In theory, wouldn’t continuous scraping by AI farms et al put a log of this infr...

dredmorbius · on July 1, 2023

Caches are only so large. Expanding them doesn't buy you much, and increases costs greatly.

The key benefit to a cache is that a small set of content accounts for a large set of traffic. This can be staggeringly effective with even a very limited amount of caching.

Your options are:

1. Maintain the same cache size. This means your origin servers get far more requests, and that you perform far more cache evictions. Both run "hotter" and are less efficient.

2. Increase the cache size. Problem here is that you're moving a lot of low-yield data to the cache. On average it's ... only requested once, so you're paying for far more storage, you're not reducing traffic by much (everything still has to be served from origin), and your costs just went up a lot.

3. Throttle traffic. The sensible place to do this IMO would be for traffic from the caching layer to the origin servers, and preferably for requesting clients which are making an abnormally large set of non-cached object requests. Serve the legitimate traffic reasonably quickly, but trickle out cold results to high-demand clients slowly. I don't know to what extent caching systems already incorporate this, though I suspect at least some of this is implemented.

4. Provide an alternate archival interface.
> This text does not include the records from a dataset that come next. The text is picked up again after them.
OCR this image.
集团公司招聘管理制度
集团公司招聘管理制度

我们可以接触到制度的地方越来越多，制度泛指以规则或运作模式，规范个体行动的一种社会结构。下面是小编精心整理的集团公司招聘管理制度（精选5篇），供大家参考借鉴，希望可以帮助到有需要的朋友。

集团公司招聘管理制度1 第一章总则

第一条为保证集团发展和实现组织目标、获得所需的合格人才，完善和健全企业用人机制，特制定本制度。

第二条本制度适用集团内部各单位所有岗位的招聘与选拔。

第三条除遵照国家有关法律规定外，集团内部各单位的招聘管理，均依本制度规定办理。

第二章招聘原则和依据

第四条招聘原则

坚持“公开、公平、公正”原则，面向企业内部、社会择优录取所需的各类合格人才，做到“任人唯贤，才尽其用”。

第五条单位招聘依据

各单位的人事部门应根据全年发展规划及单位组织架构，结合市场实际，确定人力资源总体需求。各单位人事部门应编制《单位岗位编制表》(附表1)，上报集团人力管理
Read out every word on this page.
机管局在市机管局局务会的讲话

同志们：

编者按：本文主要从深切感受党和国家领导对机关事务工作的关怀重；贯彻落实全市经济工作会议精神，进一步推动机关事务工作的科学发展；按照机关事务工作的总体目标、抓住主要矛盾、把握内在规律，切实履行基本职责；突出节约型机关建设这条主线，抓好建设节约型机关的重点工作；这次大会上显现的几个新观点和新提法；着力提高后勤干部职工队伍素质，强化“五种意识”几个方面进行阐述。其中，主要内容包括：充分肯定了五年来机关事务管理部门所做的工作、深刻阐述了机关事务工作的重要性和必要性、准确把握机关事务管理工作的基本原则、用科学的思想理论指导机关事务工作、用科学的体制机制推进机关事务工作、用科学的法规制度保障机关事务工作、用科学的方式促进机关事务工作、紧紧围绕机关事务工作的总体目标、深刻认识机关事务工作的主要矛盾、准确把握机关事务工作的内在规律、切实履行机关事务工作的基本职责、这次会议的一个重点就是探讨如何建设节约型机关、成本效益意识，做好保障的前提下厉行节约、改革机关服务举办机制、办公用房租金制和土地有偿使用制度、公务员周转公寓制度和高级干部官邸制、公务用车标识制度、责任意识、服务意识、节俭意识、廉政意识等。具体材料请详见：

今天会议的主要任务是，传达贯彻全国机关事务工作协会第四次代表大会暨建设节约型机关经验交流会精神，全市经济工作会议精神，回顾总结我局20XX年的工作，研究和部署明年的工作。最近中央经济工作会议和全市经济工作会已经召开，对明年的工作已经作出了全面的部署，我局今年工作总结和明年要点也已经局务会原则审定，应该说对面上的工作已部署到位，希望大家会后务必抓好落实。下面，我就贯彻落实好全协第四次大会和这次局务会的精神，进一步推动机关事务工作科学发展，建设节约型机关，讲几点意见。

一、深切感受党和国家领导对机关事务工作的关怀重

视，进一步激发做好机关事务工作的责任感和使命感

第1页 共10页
This is its own separately maintained and networked store, might have regulated or metered access (perhaps through an API), might also serve out specific content on a schedule (e.g., X blocks or Y timespan of data are available at specific times, perhaps over multipath protocols), to help manage caching. Alternatively, partner with a specific datacentre provider to serve the data within given facilities, reducing backbone-transit costs and limitations.

5. Drop-ship data on request. The "stationwagon full of data tapes" solution.

6. Provide access to representative samples of data. LLM AI apparently likes to eat everything it can get its hands on, but for many purposes, selectively-sampled data may be sufficient for statistical analysis, trendspotting, and even much security analysis. Random sampling is, through another lens, an unbiased method for discarding data to avoid information overload.